Governo
Dispotismo di ieri, populismo di oggi
Dispotismo è parola andata in disuso, sostituita da altri termini (“dittatura”, “totalitarismo”, “casta”,….). Ma in quella parola, meglio nelle cose che si depositano in quella parola, stanno molti dei malesseri che ancora “ci troviamo tra i piedi” (per esempio quel populismo di lotta e di governo che riguarda il nostro oggi). E’ quello che ci consegna Condorcet in un testo per la prima volta tradotto in italiano.
Scritto nel 1789, Dispotismo e democrazia – il titolo originale è Idées sur le despotisme à l’usage de ceux qui prononcent ce mot sans l’entendre, titolo che tradisce tutta la sua origine settecentesca – parla a noi ora più che essere la testimonianza storica di una discussione di due secoli fa. Perché la fuga nell’astensione e l’affermazione di forme populistiche di contestazione se oggi rappresentano le forme che assume la protesta o la delusione rispetto alla politica, poi esse da sole non sono l’anticamera di più democrazia. E questo esito possibile non nasce solo da dispotismo dall’alto, ma anche da una domanda di dispotismo dal basso. Sono tre i punti intorno a cui Condorcet stabilisce i cardini della sua riflessione sul dispotismo.

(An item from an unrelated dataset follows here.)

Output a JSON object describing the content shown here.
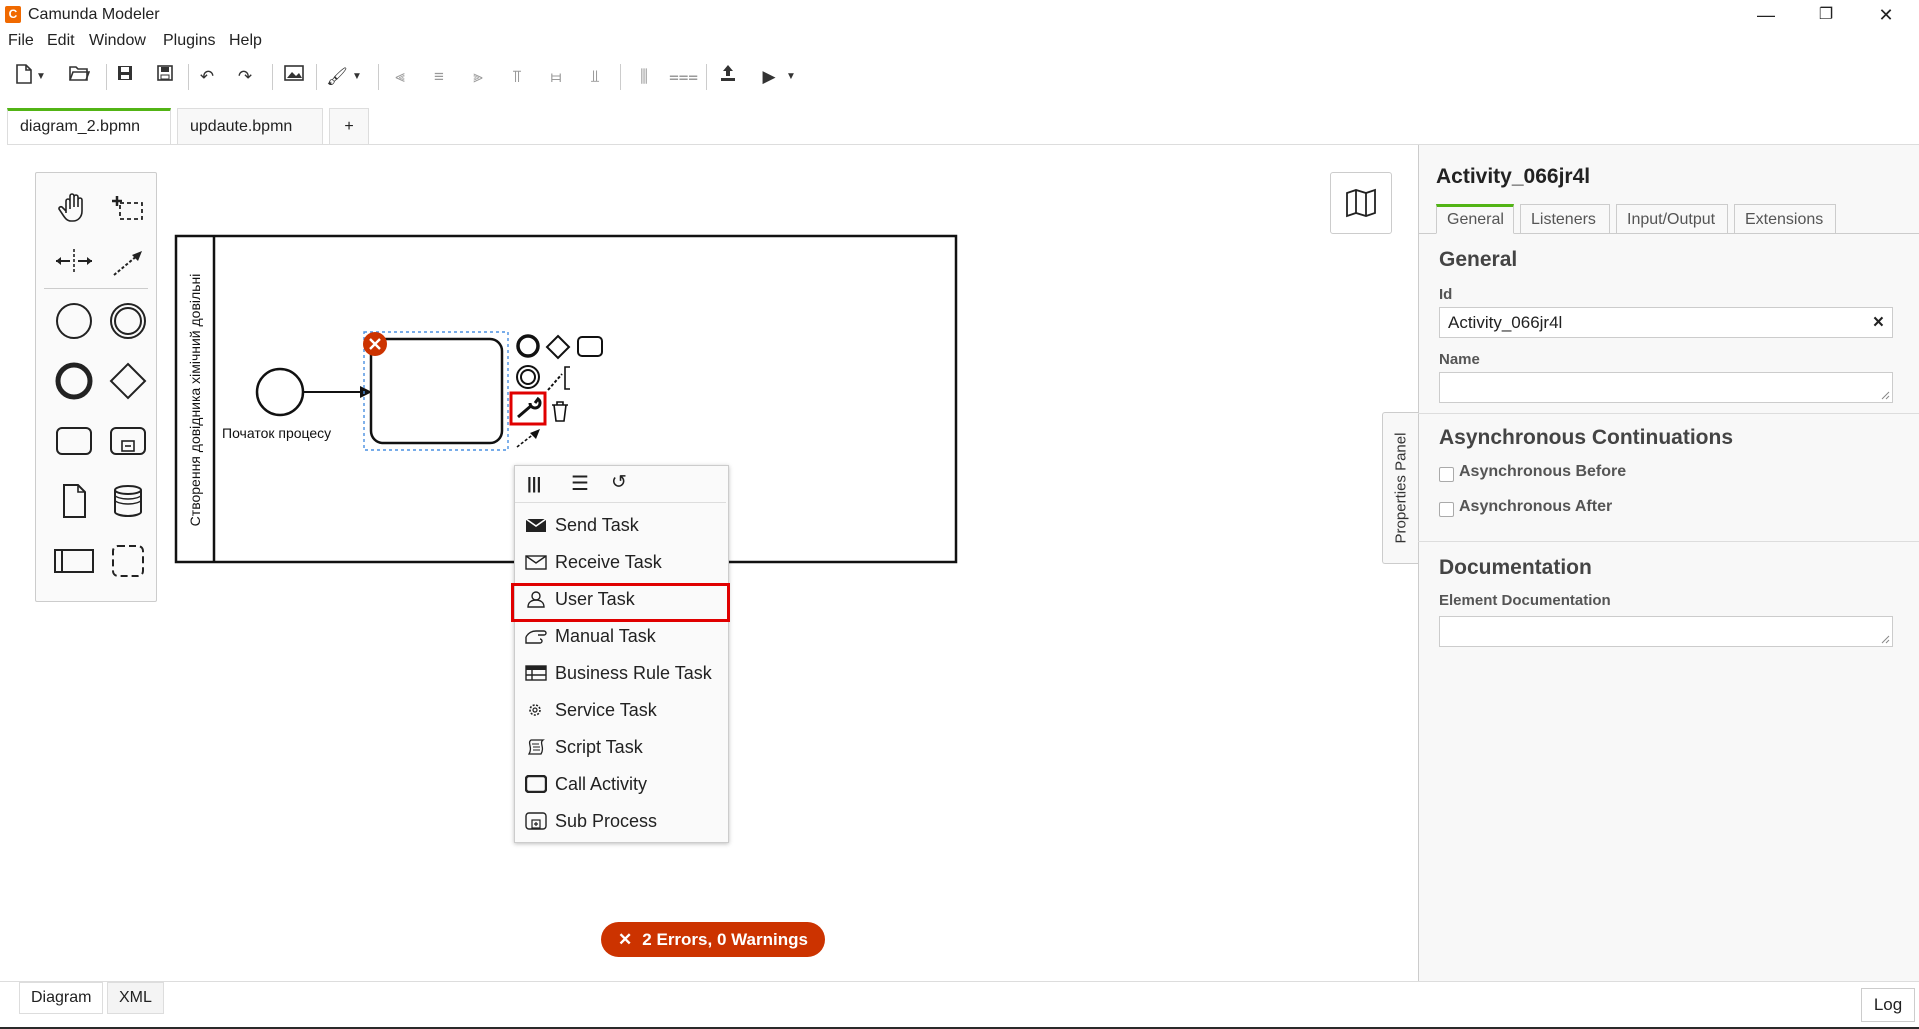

1. Il potere dispotico laddove si presenta non è mai esercitato da una singola persona ma da un insieme di “padroni” pubblici e privati che esercitano il loro dominio;
2. Dal punto di vista dei cittadini non si danno possibilità di rappresentanza dei propri interessi a fronte del potere dispotico;
3. In una società moderna due sono le forme di dispotismo. Una diretta e una indiretta. Il dispotismo diretto consiste nell’assenza di rappresentanza eletta e di strumenti di controllo da parte dei cittadini nei confronti del potere esecutivo o del potere in grado di modificare le leggi; il dispotismo indiretto è quella condizione in cui qualsiasi forma di rappresentanza è violata o per il sistema elettorale o perché ad essere rappresentati sono interessi particolari, non la Nazione.
Dispotismo e democrazia è un testo bruciante attualità come ci ricorda Nadia Urbinati nel saggio introduttivo che accompagna l’edizione digitale di questo testo tradotto per la prima volta in italiano. La rilevanza e la modernità di questo testo, stranamente mai proposto al lettore italiano almeno finora, stanno in quattro snodi politici come osserva Nadia Urbinati. In sintesi:
Il primo: la distinzione tra tirannia e dispotismo: mentre la tirannia è “l’usurpazione di un governo legittimo e la violazione dell’eguaglianza politica”, dispotismo è “un’organizzazione sistematica della diseguaglianza sociale e politica che rovescia la legge dando luogo a un dominio totale di un gruppo ristretto di persone su tutta la società”.
Il secondo: la distinzione cruciale tra potere arbitrario de iure e de facto, corrispondente a quella tra dispotismo diretto e indiretto, distinzione che lo porta a concludere che persino in un paese con garanzie costituzionali e libere elezioni alcune classi di cittadini possono sviluppare ed esercitare un potere dispotico di tipo indiretto sull’ordine legale, senza che questo comporti il mutamento della forma di governo.
Il terzo: La slealtà figura politica che concerne un tipo di dispotismo indiretto, attivo attraverso l’“influenza” e compatibile quindi con una sfera pubblica fondata sulla libertà di parola e di associazione. Il dispotismo indiretto può svilupparsi in una società libera o democratica quando le classi sociali hanno un potere ineguale di influenzare l’approvazione delle leggi.
Il quarto: il ruolo irrazionale della “plebe”. Condorcet riconosce che nel moderno stato territoriale il potere di influenza della plebe può emergere con facilità a causa della concentrazione sociale di masse di persone “nelle grandi capitali e grandi città di commercio” e su cui occorre intervenire: con nuove opportunità di lavoro, attenuando la durezza delle leggi, favorendo l’educazione, estendendo la libertà di stampa. In ogni caso evitando di adottare misure repressive.
Ce n’è abbastanza per discutere? Un’ultima cosa. Il testo di Condorcet ha anche tre caratteristiche: è chiaro, non ha note, è lungo 50 pagine. Alle volte è sorprendente quante cose si possano dire in un testo breve. Ovviamente, se si ha qualcosa da dire per davvero.